IN den letzten zehn Jahren hat sich so viel verändert!“ Dieser Satz klingt wie eine Beschwörungsformel, die jeder in Ungarn auf den Lippen trägt, um nur nicht den Glauben an die Zukunft zu verlieren: „In den letzten zehn Jahren hat sich so viel verändert!“ Ungarns Premierminister Gyula Horn sagt ihn, und er muß ihn sagen, als Ausdruck nicht zuletzt seiner eigenen Wandlung vom Kommunisten zum Sozialdemokraten. Die ungarische Wirtschaft sagt ihn, in der Angst womöglich, der beträchtliche Zufluß ausländischen Kapitals könne bei negativem Befund plötzlich stagnieren. Die Tourismusbranche sagt ihn angesichts sinkender Buchungszahlen und verweist auf die gelifteten Fassaden einiger Baudenkmäler. Ja, selbst arbeitslose Jugendliche in den Straßen der Hauptstadt Budapest sagen ihn und setzen dabei jenen fragenden Blick auf, der Zustimmung und Zuspruch heischt: „In den letzten zehn Jahren hat sich so viel verändert!“

Von unserem Sonderkorrespondenten PETER LINDEN *

Budapest, Februar 1996. Eine Hauptstadt, ein ganzes Land versucht, sich Mut zuzureden. Ein grausamer Winter liegt hinter den Ungarn, nicht nur wegen der anhaltenden Kälte. Im Verlauf des Jahres 1995 hatte die sozialistische Regierung den Bildungsetat gekürzt, das Personal der Universitäten um 12 Prozent verringert, die Bestimmungen für Arbeitslosenunterstützung verschärft, die Energiepreise um bis zu 70 Prozent erhöht. Die Zahlung von Mutterschaftsgeld wurde von sechsunddreißig auf zwölf Monate reduziert, und schließlich hat Finanzminister Lajos Bokros verkündet, es gehe bei all den Maßnahmen in erster Linie um die „psychologische Notwendigkeit, heilige Kühe zu schlachten“. Er meinte es ernst. Zum Jahreswechsel ging es weiteren heiligen Kühen an den Kragen: Die Benzinpreise stiegen um 10 Prozent, Tickets für öffentliche Verkehrsmittel kosten bis zu 40 Prozent mehr, Briefmarken, Telefongebühren, Taxifahrten – alles wurde teurer.

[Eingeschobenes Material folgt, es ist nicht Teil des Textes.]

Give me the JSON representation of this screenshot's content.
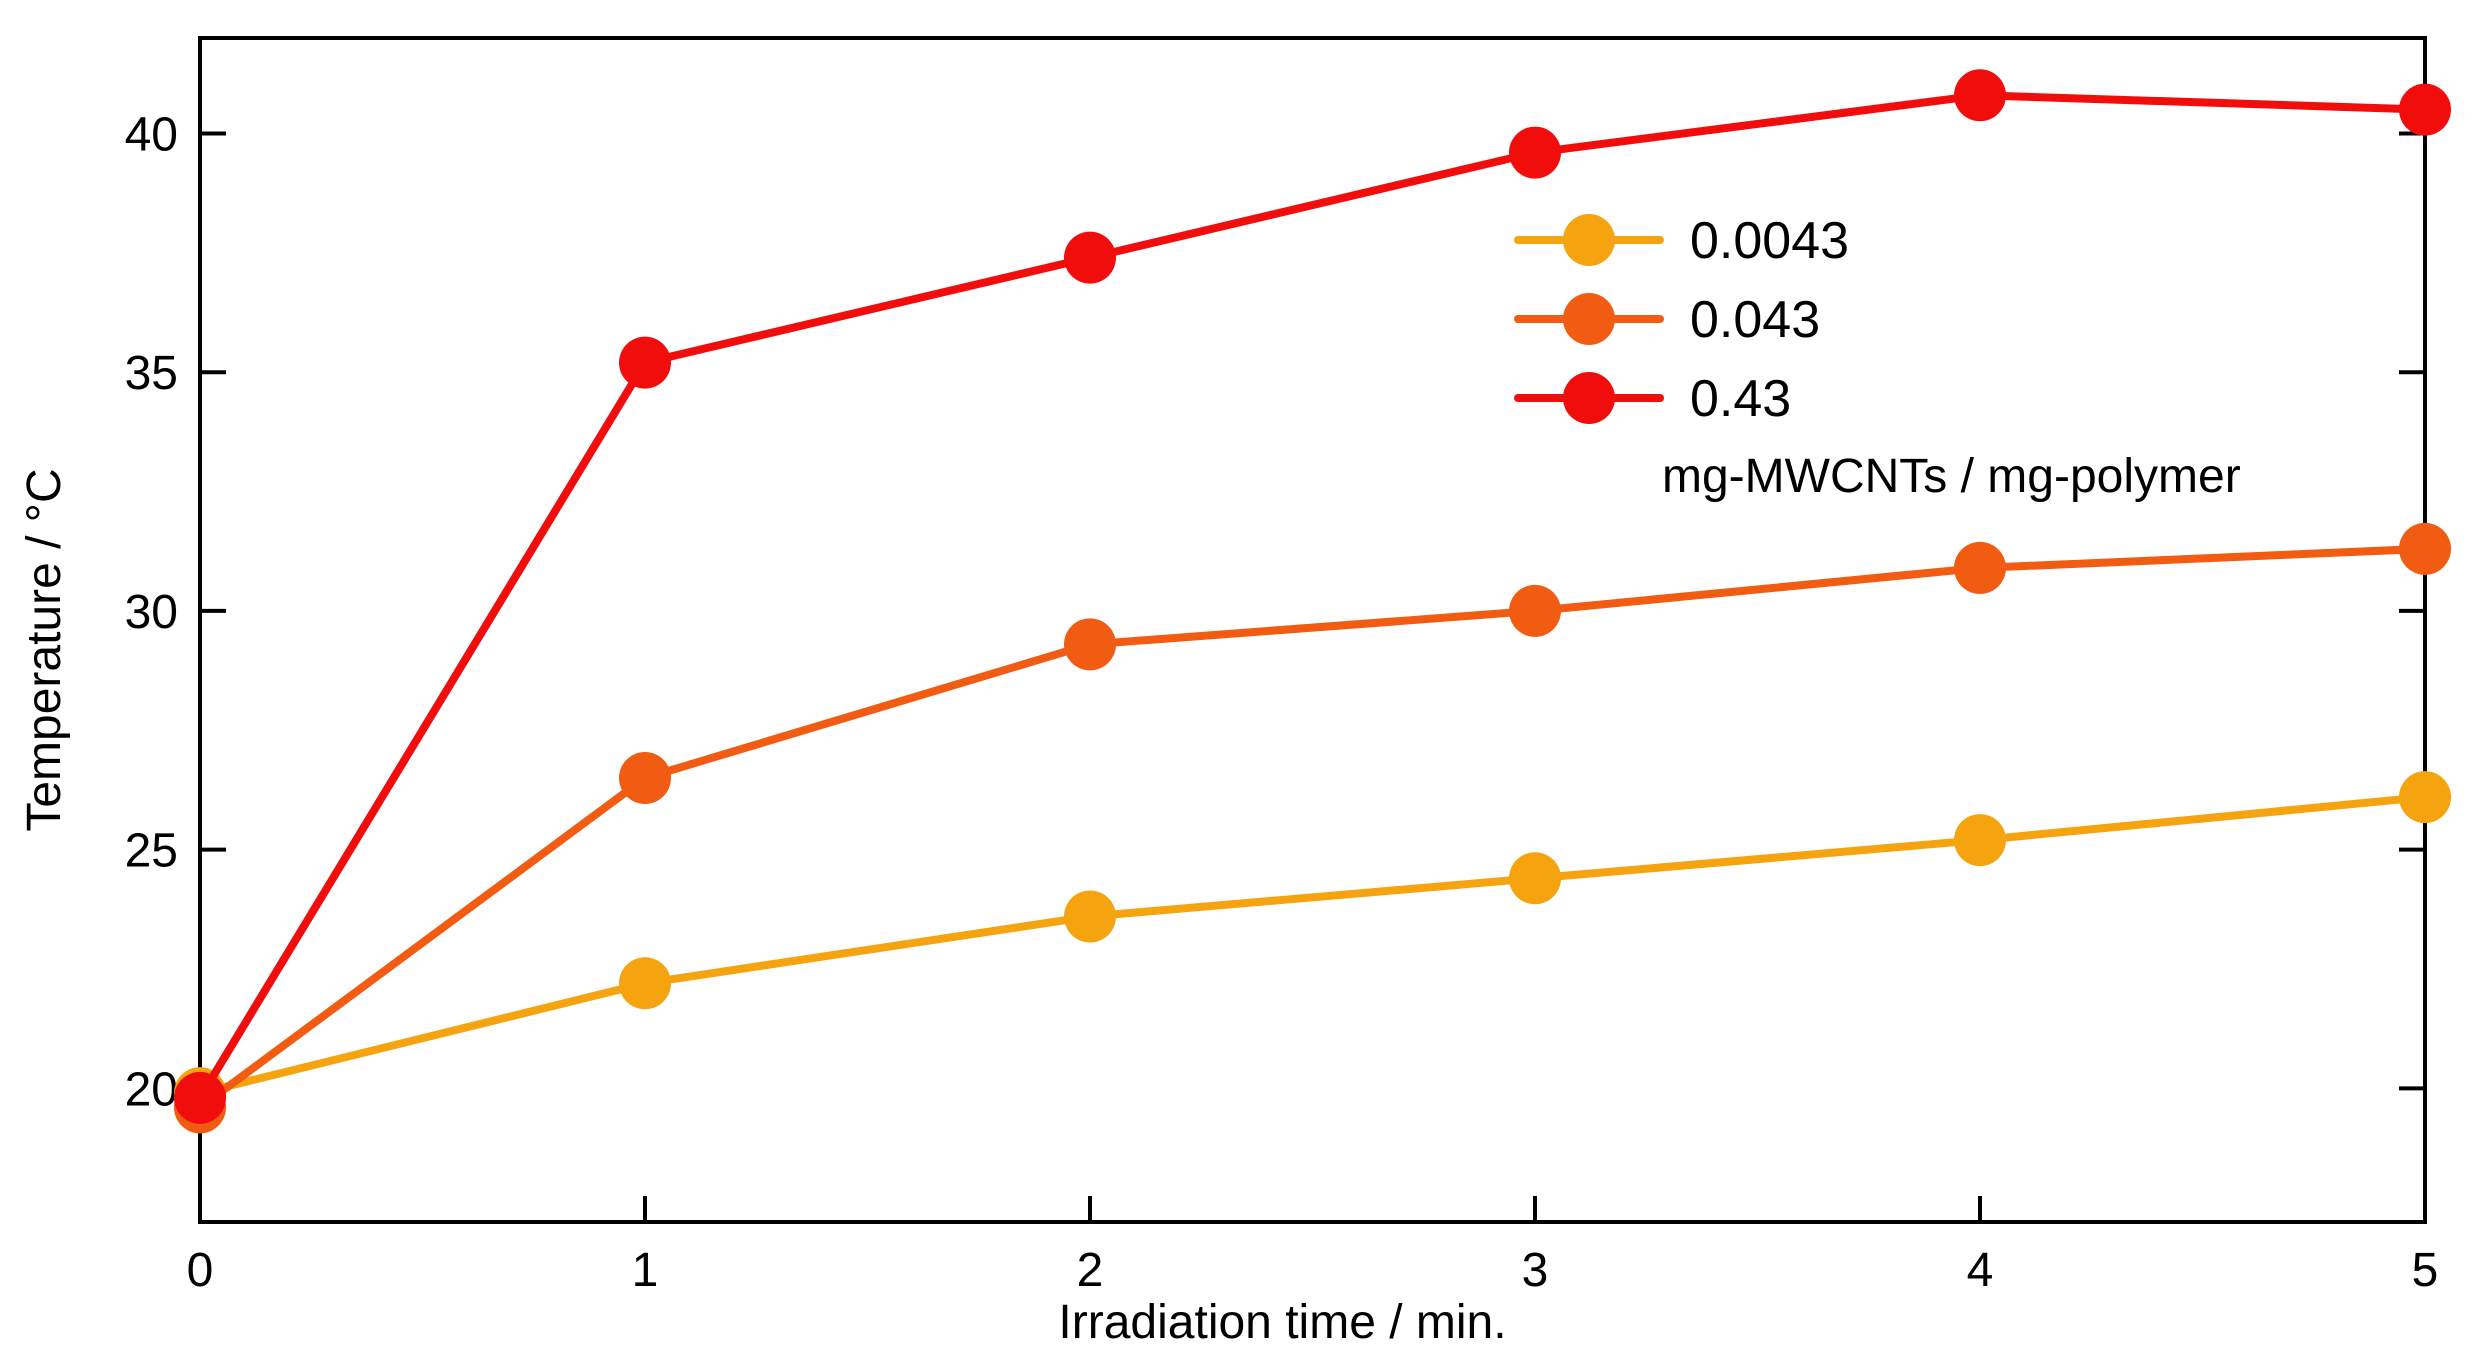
{
  "chart_data": {
    "type": "line",
    "title": "",
    "xlabel": "Irradiation time / min.",
    "ylabel": "Temperature / °C",
    "xlim": [
      0,
      5
    ],
    "ylim": [
      17.2,
      42
    ],
    "x": [
      0,
      1,
      2,
      3,
      4,
      5
    ],
    "xticks": [
      0,
      1,
      2,
      3,
      4,
      5
    ],
    "yticks": [
      20,
      25,
      30,
      35,
      40
    ],
    "grid": false,
    "legend_position": "top-right",
    "legend_note": "mg-MWCNTs / mg-polymer",
    "series": [
      {
        "name": "0.0043",
        "color": "#F5A40F",
        "values": [
          19.9,
          22.2,
          23.6,
          24.4,
          25.2,
          26.1
        ]
      },
      {
        "name": "0.043",
        "color": "#F25B12",
        "values": [
          19.6,
          26.5,
          29.3,
          30.0,
          30.9,
          31.3
        ]
      },
      {
        "name": "0.43",
        "color": "#F20D0D",
        "values": [
          19.8,
          35.2,
          37.4,
          39.6,
          40.8,
          40.5
        ]
      }
    ]
  }
}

Stabil sind allein die Preise für Optimismus geblieben – den gibt es nach wie vor umsonst. Und so haben die Ungarn ihre Beschwörung der Veränderung um eine Nuance angereichert: „In den letzten zehn Jahren hat sich so viel verändert. In den nächsten zehn Jahren muß sich noch so viel ändern.“ Der Dichter Péter Nádas hat in einem wunderbaren Essay beschrieben, wie seine Landsleute in den Jahren der Diktatur gelernt hätten, Botschaften zu kodieren und wieder zu entschlüsseln, mit falschen Worten das Richtige zu sagen.

Auch die jungen Leute haben das begriffen. Allein statistische Erhebungen mit klaren Fragen nach ihrer materiellen Situation bringen die Wahrheit ans Tageslicht: Die Hälfte der Jugendlichen Ungarns sind der Ansicht, ihre Lebensbedingungen hätten sich seit der Wende im Jahr 1989 verschlechtert, 17 Prozent sagen: deutlich verschlechtert. Zumal Ungarn innerhalb der Ostblockländer einen Sonderstatus genoß. János Kádár, der Kommunistenführer, hatte, als wolle er das Volk für 1956 entschädigen, seinem Land eine gewissermaßen liberalistische Politik mit höherer Lebensqualität beschert. Entsprechend war der Wandel nach 1989 bei weitem nicht so radikal wie in anderen Ländern. Und das Neue – des Kapitalismus – war nicht in gleichem Maße attraktiv.1

Was den Jungen im Lande vor allem fehlt, sind Perspektiven. „Sie leben von einer Woche zur nächsten“, behauptet Peter Wootsch (44), jugendpolitischer Sprecher der kleinen, liberalen Oppositionspartei Fidesz. Ungarns Jugendliche seien derzeit unfähig, Visionen zu entwickeln. Kaum einer könne etwas mit der neuen individuellen Freiheit anfangen. Dabei steht seine Partei eigentlich für kreativen Unternehmergeist. Im Moment stößt Wootsch auf diese Tugenden allenfalls in der Welt der Prostitution und des Drogenhandels. „Da fahren 20jährige mit ihrem 600er Mercedes durch die Gegend, um Eindruck zu schinden.“ Zeitungsinterviews hätten bewiesen, daß derlei Geschäfte unter den Alterskollegen immer besser angesehen seien – kein Wunder: Bei 11 Prozent Arbeitslosigkeit sind die Aussichten, an einen gut bezahlten Job in der freien Wirtschaft zu gelangen, recht düster. 50000 junge Ungarn haben ihre Ausbildung beendet und danach nie Arbeit gefunden.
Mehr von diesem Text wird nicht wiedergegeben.